Writing on the Association’s website, APFA director general Chris Hannant said that “not only must justice be done, but it must be seen to be done.” He acknowledged the need for consumers to have access to a dispute resolution service that avoided the need to use the legal system, but suggested that the appeals process may not work in the interest of firms when he commented: “I think there is a problem in the close working of ombudsmen and adjudicators.”
Firms can appeal to an independent tribunal in the case of Financial Conduct Authority (FCA) enforcement decisions, and firms and consumers who make complaints about the FCA have access to an independent Complaints Commissioner.

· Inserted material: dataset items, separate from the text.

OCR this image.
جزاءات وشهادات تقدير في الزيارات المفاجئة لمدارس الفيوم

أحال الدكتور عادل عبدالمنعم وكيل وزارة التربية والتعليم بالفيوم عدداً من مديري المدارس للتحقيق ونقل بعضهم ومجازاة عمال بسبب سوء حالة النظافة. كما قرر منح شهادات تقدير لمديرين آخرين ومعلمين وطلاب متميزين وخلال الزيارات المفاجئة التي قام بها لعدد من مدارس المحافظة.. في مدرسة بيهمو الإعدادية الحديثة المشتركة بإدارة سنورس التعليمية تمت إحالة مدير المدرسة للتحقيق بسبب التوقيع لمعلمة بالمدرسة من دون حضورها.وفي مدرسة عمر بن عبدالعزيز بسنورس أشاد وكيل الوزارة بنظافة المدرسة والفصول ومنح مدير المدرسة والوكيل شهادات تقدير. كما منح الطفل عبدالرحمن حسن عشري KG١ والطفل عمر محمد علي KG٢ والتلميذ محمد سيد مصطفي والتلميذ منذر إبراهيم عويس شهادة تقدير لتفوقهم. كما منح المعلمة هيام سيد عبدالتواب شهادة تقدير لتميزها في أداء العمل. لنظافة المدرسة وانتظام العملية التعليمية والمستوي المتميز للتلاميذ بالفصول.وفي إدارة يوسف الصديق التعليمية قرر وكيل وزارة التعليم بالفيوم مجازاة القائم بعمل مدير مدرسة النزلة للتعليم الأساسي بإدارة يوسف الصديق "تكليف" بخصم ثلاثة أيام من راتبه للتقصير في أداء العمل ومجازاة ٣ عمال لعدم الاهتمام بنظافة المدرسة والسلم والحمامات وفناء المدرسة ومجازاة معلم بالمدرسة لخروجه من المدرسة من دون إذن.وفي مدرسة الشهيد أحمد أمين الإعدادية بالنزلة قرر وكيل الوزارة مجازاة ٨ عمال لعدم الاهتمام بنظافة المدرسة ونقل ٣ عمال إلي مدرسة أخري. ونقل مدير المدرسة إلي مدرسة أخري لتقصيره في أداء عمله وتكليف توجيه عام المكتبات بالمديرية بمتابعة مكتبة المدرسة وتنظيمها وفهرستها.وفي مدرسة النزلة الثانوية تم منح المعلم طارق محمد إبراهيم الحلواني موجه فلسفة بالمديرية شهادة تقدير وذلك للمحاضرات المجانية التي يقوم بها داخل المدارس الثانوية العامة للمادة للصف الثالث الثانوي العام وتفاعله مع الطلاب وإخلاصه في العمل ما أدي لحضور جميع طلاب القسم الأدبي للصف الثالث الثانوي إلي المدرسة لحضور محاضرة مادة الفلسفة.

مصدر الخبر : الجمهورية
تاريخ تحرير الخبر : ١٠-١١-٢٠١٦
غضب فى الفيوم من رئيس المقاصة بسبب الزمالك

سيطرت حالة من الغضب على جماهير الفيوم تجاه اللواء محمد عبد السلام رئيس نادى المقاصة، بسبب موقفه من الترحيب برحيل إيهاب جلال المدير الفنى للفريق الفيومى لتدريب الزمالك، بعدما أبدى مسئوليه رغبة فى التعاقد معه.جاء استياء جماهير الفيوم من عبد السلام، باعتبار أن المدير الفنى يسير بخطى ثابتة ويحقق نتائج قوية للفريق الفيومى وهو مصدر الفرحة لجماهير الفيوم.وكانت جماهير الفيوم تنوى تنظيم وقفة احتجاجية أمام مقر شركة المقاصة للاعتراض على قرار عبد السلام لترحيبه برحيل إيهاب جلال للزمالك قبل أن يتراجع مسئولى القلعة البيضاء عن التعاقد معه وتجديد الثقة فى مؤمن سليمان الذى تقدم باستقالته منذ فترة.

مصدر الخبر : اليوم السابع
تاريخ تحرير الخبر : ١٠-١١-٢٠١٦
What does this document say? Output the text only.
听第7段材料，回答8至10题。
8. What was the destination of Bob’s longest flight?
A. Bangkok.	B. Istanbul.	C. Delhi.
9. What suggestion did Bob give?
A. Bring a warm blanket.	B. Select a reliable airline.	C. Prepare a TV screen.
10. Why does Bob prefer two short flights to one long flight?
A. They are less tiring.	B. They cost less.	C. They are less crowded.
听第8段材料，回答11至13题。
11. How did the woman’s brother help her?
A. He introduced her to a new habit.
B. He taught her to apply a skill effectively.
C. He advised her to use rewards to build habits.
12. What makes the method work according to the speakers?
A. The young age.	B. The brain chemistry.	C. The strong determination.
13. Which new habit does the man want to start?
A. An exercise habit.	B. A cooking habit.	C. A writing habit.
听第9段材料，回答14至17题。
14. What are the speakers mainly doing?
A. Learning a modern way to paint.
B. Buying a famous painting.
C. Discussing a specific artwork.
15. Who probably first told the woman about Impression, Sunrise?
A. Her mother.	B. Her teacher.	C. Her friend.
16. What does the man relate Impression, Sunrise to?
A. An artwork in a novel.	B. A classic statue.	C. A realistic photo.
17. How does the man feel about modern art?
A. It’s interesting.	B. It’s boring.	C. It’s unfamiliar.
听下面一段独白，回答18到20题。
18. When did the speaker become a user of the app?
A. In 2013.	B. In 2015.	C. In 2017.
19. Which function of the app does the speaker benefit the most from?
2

Mr Hannant appears to be calling for a similar body to be established to review FOS decisions.
Mr Hannant went on to say that he believes one of the reasons why some form of simplified advice process has not been established is a fear of how the FOS would handle a complaint about a sale made under the simplified process. “It is clear one of the primary obstacles is the fear, in the event of a complaint, that the service would be treated as if it was a full advice service by FOS,” said Mr Hannant.
APFA made its call for an independent appeals process as part of its evidence to the Government’s Financial Advice Market Review – a comprehensive review of the advice market and the barriers preventing widespread public access to financial advice.
Mr Hannan’s comments are similar to those made in a recent speech by APFA chairman Lord Deben (the former MP John Gummer) who said firms should be able to appeal FOS adjudications to judges.
According to a recent interview given by Caroline Mitchell, the lead ombudsman at the FOS, the uphold rate for financial advisers was just 40% in the last full financial year, below the uphold rate of for all cases considered by the Service. However, many advisers can cite examples of individual cases where they believe the FOS has unfairly sided with the client. One of the advisers’ frustrations is that the FOS can make general judgements about whether the firm’s conduct was ‘fair and reasonable’, and can thus find against a firm even if they did not actually break any of the FCA’s rules.